Горжевская шла неторопливо, придерживаясь за руку Ванзарова. Разговор их шел о том, как она теперь живет и как отгородилась от мира. Про соседей Горжевская не говорила ни плохого, ни хорошего, как будто посторонние мало интересовали ее. К счастью, дорога от кладбища до 4-й Оранской улицы заняла не более десяти минут по пустынным проулкам. Ванзарову не хотелось, чтобы какой-нибудь ретивый городовой отдал ему честь. Трудно было бы найти объяснение такому уважению от полиции. Не доросли еще популяризаторы науки до такого почтения.
Дверь в дом не запиралась. Горжевская распахнула ее и пригласила войти. Обстановка в гостиной была скромной, если не сказать бедной. Но порядок и аккуратность во всем были идеальные. Пол чисто выметен, на окнах свежие занавески, на буфете нет следов пыли, стол застелен выглаженной скатертью. Везде всё точно, ровно, правильно. Корешки книг в шкафу выстроены в идеальную линию.
Ванзарову предложили устроиться, где ему будет удобно.
Вдова подошла к узкому книжному шкафу орехового дерева, явно привезенному из столицы, и вынула из нижнего ящика объемную картонную коробку, какую используют в канцеляриях для хранения старых архивных дел. Как реликвию, она положила ее перед Ванзаровым.
— Здесь все, что осталось после Генриха Ионовича, все сорок восемь дневников и двадцать две рабочие тетради, — сказала Горжевская. Она отошла в кухню, вероятно, поставить самовар для гостя.
На крышке коробки четкими цифрами было выведено: «X/1896 — XII/1900». Как видно, годы научных экспериментов.
Развязав тесемки, Ванзаров раскрыл коробку.
— Инна Леонидовна, — позвал он.
Горжевская появилась в переднике и со спичками.
— Потерпите, Родион Георгиевич, чай скоро будет.
— Взгляните…
Он совершил второе кощунство за день. Поднял коробку и перевернул вверх дном. На чистую скатерть высыпалась горка сложенных газет.

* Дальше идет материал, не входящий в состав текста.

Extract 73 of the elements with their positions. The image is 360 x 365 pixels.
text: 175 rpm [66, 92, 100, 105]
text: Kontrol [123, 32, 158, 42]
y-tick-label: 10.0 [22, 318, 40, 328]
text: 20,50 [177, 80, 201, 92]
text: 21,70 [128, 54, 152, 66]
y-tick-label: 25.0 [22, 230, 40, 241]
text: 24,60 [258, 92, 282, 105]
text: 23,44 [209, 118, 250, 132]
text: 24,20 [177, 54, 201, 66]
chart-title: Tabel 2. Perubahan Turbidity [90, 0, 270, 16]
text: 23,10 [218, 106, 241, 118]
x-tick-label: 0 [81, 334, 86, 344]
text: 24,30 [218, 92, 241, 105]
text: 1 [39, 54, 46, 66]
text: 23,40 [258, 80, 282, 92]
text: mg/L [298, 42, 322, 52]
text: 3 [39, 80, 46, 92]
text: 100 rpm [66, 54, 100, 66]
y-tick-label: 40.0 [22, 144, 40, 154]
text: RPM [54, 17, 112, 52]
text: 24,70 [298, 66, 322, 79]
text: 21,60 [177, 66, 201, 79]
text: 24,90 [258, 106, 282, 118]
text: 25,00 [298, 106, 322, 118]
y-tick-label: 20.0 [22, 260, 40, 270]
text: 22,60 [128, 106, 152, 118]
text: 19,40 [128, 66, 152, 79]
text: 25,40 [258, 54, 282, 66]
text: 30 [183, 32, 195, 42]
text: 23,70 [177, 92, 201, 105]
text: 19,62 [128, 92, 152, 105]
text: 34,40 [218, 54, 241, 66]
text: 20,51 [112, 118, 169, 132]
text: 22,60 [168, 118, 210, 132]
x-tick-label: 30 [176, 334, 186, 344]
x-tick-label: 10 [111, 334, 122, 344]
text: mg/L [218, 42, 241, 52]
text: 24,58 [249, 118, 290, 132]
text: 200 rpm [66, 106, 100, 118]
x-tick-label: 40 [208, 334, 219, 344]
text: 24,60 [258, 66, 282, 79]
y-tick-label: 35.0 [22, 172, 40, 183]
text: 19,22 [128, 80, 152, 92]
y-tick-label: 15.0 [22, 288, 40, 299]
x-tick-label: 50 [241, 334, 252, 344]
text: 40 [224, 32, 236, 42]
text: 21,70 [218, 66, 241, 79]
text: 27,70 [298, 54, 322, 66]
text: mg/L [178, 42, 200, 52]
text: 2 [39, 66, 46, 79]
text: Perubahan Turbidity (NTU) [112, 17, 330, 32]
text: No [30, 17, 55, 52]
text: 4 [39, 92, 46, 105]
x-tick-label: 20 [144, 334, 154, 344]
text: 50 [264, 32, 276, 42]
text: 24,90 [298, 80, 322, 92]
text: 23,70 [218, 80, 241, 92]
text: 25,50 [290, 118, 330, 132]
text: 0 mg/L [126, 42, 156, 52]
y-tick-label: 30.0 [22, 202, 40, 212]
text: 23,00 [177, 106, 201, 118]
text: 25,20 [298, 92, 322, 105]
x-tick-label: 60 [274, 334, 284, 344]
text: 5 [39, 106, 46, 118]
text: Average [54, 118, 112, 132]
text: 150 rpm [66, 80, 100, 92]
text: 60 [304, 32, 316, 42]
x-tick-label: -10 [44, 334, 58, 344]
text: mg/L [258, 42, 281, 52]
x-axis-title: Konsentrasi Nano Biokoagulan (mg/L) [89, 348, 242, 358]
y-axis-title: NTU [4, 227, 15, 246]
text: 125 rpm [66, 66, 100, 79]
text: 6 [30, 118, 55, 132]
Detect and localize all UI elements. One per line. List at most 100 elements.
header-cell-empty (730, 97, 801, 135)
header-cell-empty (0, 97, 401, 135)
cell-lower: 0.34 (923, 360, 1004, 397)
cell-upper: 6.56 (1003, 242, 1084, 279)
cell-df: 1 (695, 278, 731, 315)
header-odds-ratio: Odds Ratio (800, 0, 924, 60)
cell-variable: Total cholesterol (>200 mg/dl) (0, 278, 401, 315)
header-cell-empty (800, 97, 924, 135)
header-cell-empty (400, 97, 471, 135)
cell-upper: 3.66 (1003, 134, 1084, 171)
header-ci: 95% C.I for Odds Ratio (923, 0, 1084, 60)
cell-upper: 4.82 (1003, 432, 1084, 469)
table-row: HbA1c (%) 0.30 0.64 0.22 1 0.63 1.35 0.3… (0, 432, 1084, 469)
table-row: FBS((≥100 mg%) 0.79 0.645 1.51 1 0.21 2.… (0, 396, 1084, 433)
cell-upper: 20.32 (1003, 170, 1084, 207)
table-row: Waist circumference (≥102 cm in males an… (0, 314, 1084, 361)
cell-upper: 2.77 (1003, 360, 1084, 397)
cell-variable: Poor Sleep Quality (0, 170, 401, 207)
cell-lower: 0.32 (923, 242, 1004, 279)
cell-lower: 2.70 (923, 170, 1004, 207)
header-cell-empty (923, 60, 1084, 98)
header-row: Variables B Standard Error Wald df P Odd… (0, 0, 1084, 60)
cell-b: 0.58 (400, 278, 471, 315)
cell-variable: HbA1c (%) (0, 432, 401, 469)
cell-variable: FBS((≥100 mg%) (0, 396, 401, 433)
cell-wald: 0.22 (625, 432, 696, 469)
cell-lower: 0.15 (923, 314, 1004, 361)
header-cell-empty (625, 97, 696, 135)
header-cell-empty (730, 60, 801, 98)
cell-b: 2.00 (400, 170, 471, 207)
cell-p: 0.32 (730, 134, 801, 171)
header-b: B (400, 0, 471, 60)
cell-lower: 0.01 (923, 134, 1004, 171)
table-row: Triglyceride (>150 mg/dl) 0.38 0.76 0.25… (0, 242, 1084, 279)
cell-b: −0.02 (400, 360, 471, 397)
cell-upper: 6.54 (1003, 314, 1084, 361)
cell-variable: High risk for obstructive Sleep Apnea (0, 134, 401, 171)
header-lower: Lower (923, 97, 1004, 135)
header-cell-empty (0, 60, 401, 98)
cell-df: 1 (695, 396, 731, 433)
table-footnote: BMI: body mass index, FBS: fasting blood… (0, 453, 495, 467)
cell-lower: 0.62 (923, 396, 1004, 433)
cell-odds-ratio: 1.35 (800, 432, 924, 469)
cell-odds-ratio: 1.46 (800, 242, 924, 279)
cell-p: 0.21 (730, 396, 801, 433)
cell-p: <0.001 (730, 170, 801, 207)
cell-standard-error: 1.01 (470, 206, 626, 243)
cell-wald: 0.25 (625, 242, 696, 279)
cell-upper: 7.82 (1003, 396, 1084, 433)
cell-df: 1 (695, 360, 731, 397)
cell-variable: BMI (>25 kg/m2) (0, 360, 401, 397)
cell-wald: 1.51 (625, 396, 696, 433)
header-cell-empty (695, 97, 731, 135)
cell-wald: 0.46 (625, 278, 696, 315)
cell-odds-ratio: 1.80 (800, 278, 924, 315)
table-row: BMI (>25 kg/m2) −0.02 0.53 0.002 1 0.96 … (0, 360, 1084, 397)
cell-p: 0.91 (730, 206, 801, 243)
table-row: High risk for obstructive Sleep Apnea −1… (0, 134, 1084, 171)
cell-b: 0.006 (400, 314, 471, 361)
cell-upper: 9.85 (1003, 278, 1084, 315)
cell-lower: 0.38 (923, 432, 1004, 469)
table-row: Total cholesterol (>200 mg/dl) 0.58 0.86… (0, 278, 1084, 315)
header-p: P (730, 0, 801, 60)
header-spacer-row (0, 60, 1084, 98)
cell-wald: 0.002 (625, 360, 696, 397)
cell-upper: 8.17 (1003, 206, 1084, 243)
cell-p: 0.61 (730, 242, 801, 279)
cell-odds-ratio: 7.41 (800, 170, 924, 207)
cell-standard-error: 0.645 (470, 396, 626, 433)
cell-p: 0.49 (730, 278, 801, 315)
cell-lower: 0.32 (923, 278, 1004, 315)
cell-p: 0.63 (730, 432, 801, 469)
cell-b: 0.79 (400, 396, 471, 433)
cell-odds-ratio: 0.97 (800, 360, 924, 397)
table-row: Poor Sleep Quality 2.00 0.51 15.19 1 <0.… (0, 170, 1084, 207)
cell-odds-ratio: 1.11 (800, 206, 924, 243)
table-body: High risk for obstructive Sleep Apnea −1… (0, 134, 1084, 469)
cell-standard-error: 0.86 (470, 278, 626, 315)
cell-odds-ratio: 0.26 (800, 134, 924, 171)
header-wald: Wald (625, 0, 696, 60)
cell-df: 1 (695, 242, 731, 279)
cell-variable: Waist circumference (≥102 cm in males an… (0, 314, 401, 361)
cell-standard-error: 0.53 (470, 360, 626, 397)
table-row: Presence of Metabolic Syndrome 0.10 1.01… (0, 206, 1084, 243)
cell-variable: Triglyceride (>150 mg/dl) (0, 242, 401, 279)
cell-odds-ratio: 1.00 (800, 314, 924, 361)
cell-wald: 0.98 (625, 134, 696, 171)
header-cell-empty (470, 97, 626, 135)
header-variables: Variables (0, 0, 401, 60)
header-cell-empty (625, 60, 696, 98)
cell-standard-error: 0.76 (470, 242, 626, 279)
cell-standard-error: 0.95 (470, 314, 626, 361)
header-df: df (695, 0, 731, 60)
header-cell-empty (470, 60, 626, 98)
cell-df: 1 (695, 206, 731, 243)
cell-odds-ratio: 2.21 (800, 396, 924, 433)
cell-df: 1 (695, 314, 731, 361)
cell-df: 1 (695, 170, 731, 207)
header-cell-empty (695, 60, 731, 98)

Вдова выронила спички, подбежала к столу и стала перебирать газеты, как будто дневники зарылись между ними.
— Как это понимать? — обратилась она с растерянным видом, держа в руках газеты.
— Записи и дневники вашего мужа пропали…
— Но это невозможно! Я никого не принимаю!
— А когда вы обнаружили тело, много народа побывало в доме?
— Конечно, приходили полиция, Дубягский, соседи… Кого только не было…
Стоило сличить даты газет, чтобы обнаружить простой факт: все они от весны прошлого года.
— Дневники похищены? — спросила она.
— Могу выразить вам свое искреннее сочувствие…
Горжевская без сил опустилась на стул, взгляд ее блуждал по полу.
— Это последнее, что у меня осталось от Генриха Ионовича, они забрали все…
— Кто они?
— Те, кто убил его карьеру! — крикнула вдова. — Они воры и убийцы в белых халатах! Ничего не оставили…
Ванзаров оглянулся.
— Инна Леонидовна, не вижу у вас семейных фотографий. Мне бы очень пригодился для статьи портрет Генриха Ионовича.
Глаза вдовы были сухими.
— Мой супруг не любил сниматься. Считал это глупым позерством. Было несколько снимков, но все они хранились вот здесь, — и она злобно отшвырнула бесполезную коробку. — У меня ничего нет…
— Ах, как бы я хотел знать, как он выглядел!
Вдова обратила к нему глаза, полные печали.
— Он был самый прекрасный, самый добрый и ласковый человек на свете.
— Какая меткая характеристика. А что-нибудь из внешних данных?
— Среднего роста, правильное лицо… Чудесные волосы, добрые, красивые глаза. Он весь был благороден и красив. Как он был красив… — и Инна Леонидовна окончательно предалась горю.
Любителю медицинских открытий только осталось выразить свое глубокое сожаление и покинуть несчастный дом. Его просили передать поклон доктору Юнгеру.
Ванзаров обещал исполнить поручение при первой возможности.